Type mappings/lookups keep cropping up because we can't find a use case that requires it be added to the core APIs for typed variables. Since your use case seems to be unique and solvable with existing APIs we're trying to understand why it would need an API change.

Regarding the difference between connection type checks and variable types, there is nothing explicitly linking a variable field on a block to the output or any input on its block. There are lots of cases of blocks that use a variable dropdown and it has no effect on any of that blocks' connections. It is only the case of the variables_set_dynamic and variables_get_dynamic blocks that we've added custom handling to link the variable type to a connection on the block, and extending that to map to a list of types is not very complicated and requires no API changes. They are also used in very different ways. The type check is identifying all connections that may be made. The type on a variable is identifying the type for the variable.

In addition, in most programming languages multiple types on a variable doesn't make sense either. Variables are generally of one type with inheritance or casting to treat it as another type. Complicating the model representation makes it more difficult for the majority of developers who aren't doing this to work with the API.

Why does creating custom versions of the variables_get_dynamic and variables_set_dynamic blocks not work for your use case?

rachel-fenichel commented 6 years ago

Allowing multiple types on a single variable vs mapping to connections gives the same result in a world where variable types cannot change after creation.
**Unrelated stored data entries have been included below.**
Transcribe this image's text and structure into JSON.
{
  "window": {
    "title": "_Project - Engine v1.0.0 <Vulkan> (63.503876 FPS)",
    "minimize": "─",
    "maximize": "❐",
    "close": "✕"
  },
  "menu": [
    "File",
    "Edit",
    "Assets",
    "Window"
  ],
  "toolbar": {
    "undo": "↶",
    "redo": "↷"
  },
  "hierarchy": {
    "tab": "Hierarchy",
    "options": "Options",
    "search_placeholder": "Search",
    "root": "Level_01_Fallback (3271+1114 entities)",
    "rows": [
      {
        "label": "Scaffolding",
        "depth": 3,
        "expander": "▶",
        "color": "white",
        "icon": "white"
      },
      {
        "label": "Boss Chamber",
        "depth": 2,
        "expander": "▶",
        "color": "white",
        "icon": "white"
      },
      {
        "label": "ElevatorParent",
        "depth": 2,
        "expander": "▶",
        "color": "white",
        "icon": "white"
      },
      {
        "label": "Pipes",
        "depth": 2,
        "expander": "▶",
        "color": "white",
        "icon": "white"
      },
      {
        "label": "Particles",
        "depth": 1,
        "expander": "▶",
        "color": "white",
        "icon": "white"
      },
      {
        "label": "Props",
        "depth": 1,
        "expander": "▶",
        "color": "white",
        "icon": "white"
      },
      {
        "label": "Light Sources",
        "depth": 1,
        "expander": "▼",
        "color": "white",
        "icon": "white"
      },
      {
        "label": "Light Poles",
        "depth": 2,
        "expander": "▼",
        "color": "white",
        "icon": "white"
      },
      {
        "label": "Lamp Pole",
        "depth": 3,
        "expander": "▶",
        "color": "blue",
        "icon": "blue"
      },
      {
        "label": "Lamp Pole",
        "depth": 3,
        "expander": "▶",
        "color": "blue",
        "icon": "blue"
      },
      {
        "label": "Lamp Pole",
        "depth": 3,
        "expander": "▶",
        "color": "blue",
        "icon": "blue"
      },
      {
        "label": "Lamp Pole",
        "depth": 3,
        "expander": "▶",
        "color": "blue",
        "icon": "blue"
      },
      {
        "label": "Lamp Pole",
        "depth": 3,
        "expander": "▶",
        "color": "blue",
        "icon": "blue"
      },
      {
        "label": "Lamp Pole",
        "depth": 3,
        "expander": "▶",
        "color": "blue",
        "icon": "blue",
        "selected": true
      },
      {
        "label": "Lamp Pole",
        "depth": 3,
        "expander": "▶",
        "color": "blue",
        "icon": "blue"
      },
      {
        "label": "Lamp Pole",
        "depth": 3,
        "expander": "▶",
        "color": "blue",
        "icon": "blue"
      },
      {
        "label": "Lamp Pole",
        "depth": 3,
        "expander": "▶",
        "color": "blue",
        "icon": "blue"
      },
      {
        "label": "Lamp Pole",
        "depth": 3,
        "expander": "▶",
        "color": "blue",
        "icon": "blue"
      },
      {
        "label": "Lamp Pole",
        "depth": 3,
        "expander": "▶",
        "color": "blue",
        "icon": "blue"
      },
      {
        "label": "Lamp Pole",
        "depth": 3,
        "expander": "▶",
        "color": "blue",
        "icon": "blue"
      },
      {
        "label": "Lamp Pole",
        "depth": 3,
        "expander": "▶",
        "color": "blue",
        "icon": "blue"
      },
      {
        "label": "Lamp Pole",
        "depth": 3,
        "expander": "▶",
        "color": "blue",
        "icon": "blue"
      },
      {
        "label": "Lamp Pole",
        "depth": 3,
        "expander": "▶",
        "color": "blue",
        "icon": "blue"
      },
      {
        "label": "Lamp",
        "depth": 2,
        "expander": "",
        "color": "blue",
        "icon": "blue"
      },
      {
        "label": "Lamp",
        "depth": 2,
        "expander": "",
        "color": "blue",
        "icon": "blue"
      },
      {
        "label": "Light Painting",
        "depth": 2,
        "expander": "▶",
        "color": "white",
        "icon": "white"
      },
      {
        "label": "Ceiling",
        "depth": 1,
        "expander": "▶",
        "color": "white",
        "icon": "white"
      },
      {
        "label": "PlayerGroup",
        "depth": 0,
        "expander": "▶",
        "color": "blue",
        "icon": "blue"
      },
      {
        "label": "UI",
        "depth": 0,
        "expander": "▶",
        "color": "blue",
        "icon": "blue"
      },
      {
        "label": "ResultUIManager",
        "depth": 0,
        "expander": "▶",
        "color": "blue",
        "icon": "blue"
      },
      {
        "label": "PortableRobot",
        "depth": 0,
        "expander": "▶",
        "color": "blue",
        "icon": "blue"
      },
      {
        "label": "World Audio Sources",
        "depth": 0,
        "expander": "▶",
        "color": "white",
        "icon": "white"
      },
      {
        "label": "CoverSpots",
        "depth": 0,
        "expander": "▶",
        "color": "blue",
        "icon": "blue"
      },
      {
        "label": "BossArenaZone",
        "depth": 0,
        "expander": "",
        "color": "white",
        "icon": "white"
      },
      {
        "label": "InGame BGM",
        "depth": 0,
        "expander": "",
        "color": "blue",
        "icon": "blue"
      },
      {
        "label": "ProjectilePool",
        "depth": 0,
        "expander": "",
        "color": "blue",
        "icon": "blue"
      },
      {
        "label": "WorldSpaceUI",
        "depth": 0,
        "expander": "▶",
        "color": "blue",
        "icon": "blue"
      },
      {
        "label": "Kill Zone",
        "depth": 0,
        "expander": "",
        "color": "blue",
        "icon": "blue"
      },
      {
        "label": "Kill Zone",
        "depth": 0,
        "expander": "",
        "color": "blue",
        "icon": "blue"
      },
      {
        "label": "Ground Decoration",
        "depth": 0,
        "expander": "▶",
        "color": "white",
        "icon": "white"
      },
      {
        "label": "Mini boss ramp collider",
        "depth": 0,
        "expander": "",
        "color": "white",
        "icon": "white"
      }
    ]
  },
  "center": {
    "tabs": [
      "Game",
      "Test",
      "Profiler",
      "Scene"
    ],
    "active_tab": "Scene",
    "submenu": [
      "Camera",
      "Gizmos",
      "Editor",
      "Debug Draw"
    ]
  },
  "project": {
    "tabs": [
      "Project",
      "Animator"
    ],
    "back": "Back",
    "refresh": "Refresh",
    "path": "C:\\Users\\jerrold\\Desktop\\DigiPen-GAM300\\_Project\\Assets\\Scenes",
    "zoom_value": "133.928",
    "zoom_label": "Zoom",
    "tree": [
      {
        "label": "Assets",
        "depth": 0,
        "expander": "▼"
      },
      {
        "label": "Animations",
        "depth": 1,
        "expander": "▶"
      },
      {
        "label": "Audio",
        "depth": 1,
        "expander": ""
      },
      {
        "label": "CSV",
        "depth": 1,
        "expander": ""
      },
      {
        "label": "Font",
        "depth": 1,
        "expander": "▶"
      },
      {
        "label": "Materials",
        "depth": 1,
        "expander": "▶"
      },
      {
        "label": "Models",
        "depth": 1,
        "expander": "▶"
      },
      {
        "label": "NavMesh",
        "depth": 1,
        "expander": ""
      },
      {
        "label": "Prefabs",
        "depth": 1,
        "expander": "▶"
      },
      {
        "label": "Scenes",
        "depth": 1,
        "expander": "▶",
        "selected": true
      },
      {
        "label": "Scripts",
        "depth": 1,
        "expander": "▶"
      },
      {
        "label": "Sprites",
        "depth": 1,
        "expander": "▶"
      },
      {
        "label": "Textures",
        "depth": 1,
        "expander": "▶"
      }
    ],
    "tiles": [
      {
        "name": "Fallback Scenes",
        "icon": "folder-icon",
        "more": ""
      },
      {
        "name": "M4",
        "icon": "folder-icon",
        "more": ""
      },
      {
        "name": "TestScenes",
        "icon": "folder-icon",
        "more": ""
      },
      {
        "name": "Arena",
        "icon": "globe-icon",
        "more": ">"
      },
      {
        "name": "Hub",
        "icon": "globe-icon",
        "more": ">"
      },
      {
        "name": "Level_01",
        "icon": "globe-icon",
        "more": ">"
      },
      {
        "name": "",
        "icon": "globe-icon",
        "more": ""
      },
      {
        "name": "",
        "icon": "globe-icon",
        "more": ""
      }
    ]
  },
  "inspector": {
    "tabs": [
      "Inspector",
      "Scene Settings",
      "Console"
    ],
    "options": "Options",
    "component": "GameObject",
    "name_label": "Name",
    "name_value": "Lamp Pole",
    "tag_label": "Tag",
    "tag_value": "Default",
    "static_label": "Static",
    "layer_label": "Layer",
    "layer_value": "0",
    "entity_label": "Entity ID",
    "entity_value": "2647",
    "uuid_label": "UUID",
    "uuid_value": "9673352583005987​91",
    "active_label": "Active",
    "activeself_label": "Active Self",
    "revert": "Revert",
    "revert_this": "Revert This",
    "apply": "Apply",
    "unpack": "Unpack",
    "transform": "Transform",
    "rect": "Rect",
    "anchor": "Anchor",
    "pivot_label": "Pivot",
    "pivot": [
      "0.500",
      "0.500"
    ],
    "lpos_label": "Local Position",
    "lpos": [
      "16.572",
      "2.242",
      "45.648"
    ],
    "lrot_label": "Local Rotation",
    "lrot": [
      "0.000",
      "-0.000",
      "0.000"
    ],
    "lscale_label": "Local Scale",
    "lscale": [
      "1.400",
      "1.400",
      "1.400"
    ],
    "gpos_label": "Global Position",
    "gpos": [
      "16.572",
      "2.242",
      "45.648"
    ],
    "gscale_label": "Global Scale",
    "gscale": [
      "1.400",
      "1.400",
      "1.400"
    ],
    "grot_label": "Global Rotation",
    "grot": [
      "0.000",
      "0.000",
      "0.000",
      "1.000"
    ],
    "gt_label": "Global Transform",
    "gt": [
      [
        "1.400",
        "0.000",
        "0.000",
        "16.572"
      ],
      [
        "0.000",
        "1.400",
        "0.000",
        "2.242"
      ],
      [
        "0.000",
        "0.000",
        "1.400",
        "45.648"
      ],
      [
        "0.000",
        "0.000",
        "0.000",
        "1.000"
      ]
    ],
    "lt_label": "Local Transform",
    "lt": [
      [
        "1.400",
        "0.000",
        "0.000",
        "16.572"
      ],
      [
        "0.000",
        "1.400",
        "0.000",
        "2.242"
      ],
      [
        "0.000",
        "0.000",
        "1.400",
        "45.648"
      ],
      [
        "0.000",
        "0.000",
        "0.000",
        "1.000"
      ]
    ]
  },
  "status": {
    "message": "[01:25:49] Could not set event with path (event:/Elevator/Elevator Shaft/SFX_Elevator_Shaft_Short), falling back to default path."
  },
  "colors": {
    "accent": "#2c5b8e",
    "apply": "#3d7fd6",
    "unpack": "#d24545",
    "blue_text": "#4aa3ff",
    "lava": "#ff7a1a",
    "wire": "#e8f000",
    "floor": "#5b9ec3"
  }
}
It is not the same if the variable type can change as the user edits the code, because then you don't know what types might show up on that connection at a later point.

@jollytoad You mentioned (here and on the forum) doing type inference. I think that's where we're getting a mismatch between our suggestion and yours. Can you confirm that?

+1 to what Erik said about not having an explicit connection between a variable field and any connections on a block.

jollytoad commented 6 years ago

Thanks for all the feedback on this, I think i'm starting to grasp your points - although I'm working in a totally different area atm, not Blockly related, so my brain isn't fully in gear on this. I'll need to go and revisit this and have a think, when I get chance. Cheers.

RoboErikG commented 6 years ago

No worries. Take your time on getting back into the right space. When you do we'd be interested in a bit more details on the API changes: basically a list of each change and how backwards compatibility is maintained.

Another option we've been discussing based on Mark's answers on the forum would be an API for changing a variable's type.

The change would include:

And as a related change we've been discussing making the connection check itself overridable so a developer could perform additional logic on the two connections beyond just checking if they have an overlap in their type check list.

Would that fit the flow you're aiming for in your app? Are there additional cases we're not considering?